Once touted as a budding economic superpower, Brazil’s fortunes have begun to turn. An amalgamation of falling commodity prices and a stuttering economic showing by China, its principal trade partner, have tipped Latin America’s largest economy into a recession. As a consequence, inflation has hit a decade-long high of 10%, unemployment is nearing 8% and Standard & Poor have downgraded Brazil’s credit rating. Unsurprisingly, the mounting economic and political problems have shaken consumer and investor confidence.
2011 saw Brazil-focused fundraising collect an impressive $11bn, yet Brazil-focused private equity fundraising has been stumbling ever since. According to Preqin’s Funds in Market online service, Brazil-focused funds have raised $3.7bn so far this year. As we approach the end of the calendar year, 2015 threatens to be one of the lowest for Brazil-focused private equity fundraising in terms of both the number of funds and aggregate capital raised.
P2Brasil III is the largest Brazil-focused vehicle to have closed so far in 2015, collecting $1.6bn. The fund targets greenfield, brownfield and secondary stage assets across a range of sectors. Along with P2Brasil III, BTG Pactual Brazil Timberland Fund ($860mn) and Patria Brazil Real Estate Fund III ($512mn) rank as the largest funds closed in 2015 so far.
Multinational private equity firm Carlyle Group is the only GP based outside Brazil to have closed a Brazil-focused fund this year. The firm closed its second and largest Brazil-focused vehicle, Carlyle Brazil Fund II, on BRL 700mn, falling short of its BRL 1bn target. The majority of this capital was raised by Brazil-based LPs; the fund is looking to make buyout investments across a wide range of sectors. Carlyle Brazil Fund II is one of two buyout vehicles to have closed this year; Stratus Capital Partners fund the other. Stratus Capital’s vehicle is sector agnostic and as of June 2015, has called a quarter of its $120mn war chest.
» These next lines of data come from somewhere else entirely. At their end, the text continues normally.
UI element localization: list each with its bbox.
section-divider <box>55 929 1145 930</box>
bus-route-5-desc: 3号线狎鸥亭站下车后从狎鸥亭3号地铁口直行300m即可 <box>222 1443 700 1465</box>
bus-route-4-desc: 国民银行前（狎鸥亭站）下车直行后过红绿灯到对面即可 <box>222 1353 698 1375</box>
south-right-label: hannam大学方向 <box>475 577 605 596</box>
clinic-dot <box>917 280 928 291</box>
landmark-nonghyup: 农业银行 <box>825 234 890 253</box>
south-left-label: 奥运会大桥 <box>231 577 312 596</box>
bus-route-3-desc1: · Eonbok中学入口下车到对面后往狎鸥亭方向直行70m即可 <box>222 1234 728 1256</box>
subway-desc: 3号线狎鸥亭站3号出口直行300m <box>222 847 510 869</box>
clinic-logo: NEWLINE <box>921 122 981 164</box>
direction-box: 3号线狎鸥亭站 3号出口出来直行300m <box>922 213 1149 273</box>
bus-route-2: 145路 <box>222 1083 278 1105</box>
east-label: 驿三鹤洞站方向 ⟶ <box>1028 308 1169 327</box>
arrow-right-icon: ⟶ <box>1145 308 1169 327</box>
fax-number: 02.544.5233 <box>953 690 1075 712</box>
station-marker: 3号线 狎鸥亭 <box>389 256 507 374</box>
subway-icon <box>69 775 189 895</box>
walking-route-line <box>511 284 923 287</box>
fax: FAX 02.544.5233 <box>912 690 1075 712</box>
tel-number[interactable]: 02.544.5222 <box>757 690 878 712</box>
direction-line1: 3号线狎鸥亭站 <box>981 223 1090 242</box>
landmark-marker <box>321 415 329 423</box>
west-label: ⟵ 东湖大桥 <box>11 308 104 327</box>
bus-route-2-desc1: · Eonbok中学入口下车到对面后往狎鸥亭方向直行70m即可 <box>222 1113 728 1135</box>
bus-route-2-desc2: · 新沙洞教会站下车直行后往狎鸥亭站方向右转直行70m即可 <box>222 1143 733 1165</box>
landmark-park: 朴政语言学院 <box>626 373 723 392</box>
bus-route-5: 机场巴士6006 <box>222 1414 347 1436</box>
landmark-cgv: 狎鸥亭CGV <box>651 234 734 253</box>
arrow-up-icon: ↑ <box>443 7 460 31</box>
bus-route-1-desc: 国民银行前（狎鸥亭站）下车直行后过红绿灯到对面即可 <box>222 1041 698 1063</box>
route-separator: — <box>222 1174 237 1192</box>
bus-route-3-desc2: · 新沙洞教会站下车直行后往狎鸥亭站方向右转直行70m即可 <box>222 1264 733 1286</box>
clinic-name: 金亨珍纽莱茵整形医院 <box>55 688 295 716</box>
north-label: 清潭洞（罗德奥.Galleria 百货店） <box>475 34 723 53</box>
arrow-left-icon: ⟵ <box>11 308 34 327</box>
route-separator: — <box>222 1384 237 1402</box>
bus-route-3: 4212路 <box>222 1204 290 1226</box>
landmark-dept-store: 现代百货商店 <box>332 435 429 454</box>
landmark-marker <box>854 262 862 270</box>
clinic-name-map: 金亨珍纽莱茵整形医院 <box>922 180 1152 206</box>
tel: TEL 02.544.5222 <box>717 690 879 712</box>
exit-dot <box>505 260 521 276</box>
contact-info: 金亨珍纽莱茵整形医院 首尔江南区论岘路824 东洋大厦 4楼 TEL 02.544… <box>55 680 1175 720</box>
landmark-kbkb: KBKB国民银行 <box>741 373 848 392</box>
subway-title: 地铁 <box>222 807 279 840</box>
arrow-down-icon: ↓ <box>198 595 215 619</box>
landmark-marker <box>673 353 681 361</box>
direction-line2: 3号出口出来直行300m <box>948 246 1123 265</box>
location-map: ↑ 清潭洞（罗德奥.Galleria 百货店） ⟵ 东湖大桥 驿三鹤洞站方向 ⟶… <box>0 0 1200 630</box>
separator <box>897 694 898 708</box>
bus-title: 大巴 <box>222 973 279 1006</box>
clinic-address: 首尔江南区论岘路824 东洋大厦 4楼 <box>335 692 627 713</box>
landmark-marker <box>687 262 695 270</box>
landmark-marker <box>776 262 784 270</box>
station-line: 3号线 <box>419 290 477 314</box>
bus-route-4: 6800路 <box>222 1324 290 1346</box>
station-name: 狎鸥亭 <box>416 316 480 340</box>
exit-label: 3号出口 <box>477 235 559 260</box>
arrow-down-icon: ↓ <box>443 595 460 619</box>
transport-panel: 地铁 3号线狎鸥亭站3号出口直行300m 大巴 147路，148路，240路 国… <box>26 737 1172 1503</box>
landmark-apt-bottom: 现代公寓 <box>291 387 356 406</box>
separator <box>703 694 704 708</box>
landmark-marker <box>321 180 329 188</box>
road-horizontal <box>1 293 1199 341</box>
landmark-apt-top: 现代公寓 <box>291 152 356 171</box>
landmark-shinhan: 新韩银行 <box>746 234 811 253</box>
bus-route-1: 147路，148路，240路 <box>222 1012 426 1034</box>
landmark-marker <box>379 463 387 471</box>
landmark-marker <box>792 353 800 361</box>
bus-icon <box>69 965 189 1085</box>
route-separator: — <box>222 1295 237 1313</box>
Canada’s Brookfield Asset Management is on the road again with its largest Brazil-focused fund to date. Brookfield Brazil Agricultural Fund II is looking to raise $500mn, with a hard cap of $700mn, to acquire cattle ranches and convert them into sugarcane or soybean farms. The fund is one of 40 Brazil-focused funds in market, half of which are either real estate or growth vehicles. With a potential $8.6bn to raise, Brazil-focused fund managers still seem optimistic of collecting capital from LPs.